Die Hallen beben – und diesmal öffnen sich ihre Tore nicht nur für Veteranen, sondern auch für eine ganz neue Generation von Abenteurern. Halls of Torment, das gefeierte Horde-Survival-Spiel mit über 1.000 „äußerst Positiv“-Reviews, steht vor einem Wendepunkt: Zum ersten Mal wagt es den Schritt auf Xbox und PlayStation – und bringt dabei eine faulige, neue Welt mit.
Jenseits der Hallen
Hinter den verfluchten Gängen liegt ein Ort, an dem selbst die Luft schwerer atmet: The Boglands. Ein Sumpf, in dem Wurzeln wie Finger nach euch greifen, Geister zwischen Nebelschwaden flüstern und uralte Baumwesen ihre Schritte im Morast verbergen. Hier zählt nicht die Zeit – hier zählt nur, wie lange ihr dem Sog der Fäulnis widerstehen könnt.
Zwei neue Helden wagen sich in diese triefende Wildnis:
- Die Crone, Herrin über Dornen und Verfall, die Feinde mit dem neuen Decay-Effekt schwächt.
- Der Alchemist, ein Meister flüchtiger Mixturen, der Feuer, Eis, Blitz oder Erde in tödliche Wellen verwandelt.
Über 50 neue Quests, frische Fähigkeiten, Artefakte und Ausrüstungsstücke warten darauf, entdeckt zu werden – und jede Belohnung will mit Blut und Mut verdient sein.
Ein Lied im Lärm der Schlacht
Doch nicht nur die Sümpfe rufen. Mit dem kostenlosen Bardcore-Update zieht ein neuer Klang in die Hallen ein. Der Barde betritt die Bühne – begleitet von sechs neuen Fähigkeiten, sechs Endgame-Artefakten und drei donnernden Metal-Tracks, die jede Schlacht zu einem Konzert der Zerstörung machen.

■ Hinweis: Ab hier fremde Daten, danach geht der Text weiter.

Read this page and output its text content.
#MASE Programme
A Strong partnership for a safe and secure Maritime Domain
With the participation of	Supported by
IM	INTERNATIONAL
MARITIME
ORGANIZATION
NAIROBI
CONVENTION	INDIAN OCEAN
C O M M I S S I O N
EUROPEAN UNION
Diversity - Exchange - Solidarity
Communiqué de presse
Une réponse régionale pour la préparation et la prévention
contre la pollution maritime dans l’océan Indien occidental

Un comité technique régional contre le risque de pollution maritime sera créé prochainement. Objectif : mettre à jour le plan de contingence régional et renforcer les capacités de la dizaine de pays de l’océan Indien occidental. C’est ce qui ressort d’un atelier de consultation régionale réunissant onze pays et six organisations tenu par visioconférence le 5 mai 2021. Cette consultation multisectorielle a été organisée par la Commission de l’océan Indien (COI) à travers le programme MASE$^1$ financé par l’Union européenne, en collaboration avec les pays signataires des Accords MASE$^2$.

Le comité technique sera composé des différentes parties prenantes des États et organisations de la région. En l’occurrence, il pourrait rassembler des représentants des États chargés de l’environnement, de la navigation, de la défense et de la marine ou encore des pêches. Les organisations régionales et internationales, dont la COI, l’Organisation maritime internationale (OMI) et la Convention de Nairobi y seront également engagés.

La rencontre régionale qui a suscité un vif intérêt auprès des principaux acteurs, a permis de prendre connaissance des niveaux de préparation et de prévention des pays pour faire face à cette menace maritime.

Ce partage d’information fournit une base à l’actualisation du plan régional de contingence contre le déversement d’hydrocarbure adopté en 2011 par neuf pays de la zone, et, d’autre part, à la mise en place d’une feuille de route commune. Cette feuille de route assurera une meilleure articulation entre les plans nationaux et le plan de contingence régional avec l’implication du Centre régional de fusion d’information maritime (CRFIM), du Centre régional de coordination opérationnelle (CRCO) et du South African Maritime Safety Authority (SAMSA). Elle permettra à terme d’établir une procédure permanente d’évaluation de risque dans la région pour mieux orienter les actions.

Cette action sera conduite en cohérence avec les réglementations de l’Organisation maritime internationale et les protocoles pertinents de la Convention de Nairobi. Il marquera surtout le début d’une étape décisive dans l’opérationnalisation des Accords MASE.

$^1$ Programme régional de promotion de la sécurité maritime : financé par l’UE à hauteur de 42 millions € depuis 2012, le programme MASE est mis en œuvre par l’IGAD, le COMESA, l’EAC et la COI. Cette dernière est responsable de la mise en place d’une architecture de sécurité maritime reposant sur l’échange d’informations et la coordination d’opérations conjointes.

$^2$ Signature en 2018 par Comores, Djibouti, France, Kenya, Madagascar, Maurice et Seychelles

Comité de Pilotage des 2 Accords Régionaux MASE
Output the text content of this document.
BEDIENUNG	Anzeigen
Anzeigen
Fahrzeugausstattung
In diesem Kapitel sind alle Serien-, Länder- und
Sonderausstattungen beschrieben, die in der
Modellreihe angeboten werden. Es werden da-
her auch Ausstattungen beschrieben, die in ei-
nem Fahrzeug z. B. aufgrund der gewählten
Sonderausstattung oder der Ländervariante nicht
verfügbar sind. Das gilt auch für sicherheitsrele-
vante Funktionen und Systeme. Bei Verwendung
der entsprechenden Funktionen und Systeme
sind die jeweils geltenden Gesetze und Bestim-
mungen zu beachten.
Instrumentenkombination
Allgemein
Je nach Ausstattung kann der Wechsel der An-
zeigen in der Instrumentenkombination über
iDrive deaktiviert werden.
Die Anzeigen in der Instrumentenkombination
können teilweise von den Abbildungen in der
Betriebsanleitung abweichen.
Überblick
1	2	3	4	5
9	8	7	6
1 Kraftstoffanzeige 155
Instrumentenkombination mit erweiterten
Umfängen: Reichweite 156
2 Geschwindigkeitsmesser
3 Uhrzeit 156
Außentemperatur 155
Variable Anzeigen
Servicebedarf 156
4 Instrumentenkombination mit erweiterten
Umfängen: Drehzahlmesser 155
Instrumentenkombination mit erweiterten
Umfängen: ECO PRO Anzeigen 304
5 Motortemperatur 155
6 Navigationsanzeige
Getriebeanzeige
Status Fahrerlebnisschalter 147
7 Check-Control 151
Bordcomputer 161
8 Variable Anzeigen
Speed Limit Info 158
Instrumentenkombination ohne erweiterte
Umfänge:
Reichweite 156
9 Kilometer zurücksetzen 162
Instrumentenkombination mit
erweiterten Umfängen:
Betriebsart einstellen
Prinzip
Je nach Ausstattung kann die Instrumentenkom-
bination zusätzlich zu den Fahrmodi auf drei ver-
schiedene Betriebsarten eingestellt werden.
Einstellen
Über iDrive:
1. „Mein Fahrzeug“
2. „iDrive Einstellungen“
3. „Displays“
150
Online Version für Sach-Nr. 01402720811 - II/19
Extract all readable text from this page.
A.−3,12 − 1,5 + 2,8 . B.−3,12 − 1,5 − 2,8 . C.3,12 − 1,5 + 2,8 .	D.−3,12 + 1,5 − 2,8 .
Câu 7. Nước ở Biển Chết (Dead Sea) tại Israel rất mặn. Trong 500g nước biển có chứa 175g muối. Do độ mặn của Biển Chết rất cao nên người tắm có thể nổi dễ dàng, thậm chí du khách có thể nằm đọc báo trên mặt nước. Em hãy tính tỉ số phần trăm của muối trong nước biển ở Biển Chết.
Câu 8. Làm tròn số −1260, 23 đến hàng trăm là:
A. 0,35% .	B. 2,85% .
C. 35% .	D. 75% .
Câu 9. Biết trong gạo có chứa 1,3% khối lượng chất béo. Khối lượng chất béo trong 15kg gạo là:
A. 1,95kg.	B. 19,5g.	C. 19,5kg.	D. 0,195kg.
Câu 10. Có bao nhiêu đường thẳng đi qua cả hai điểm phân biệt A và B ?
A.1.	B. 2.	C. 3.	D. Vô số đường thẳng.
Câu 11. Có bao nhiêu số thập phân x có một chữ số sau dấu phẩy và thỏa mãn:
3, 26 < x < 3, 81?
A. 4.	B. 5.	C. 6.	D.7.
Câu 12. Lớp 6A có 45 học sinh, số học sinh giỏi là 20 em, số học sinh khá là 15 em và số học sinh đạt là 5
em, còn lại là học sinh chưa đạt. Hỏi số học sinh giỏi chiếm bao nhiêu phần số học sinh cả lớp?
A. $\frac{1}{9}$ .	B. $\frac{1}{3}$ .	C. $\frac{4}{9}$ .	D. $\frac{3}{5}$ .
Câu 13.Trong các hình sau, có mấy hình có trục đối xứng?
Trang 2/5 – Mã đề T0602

Zum ersten Mal könnt ihr eure Level-Ups manuell verteilen – und so euer Schicksal selbst in die Hand nehmen.
Die Qualen gehen weiter
Ob ihr euch durch die modrigen Pfade der Boglands kämpft oder den Hallen mit neuen Melodien trotzt – Halls of Torment bleibt das, was es immer war: ein gnadenloser Tanz zwischen Überleben und Untergang. Und jetzt, da Konsolenspieler mit in den Strudel gezogen werden, wird der Kreis der Verdammten größer denn je.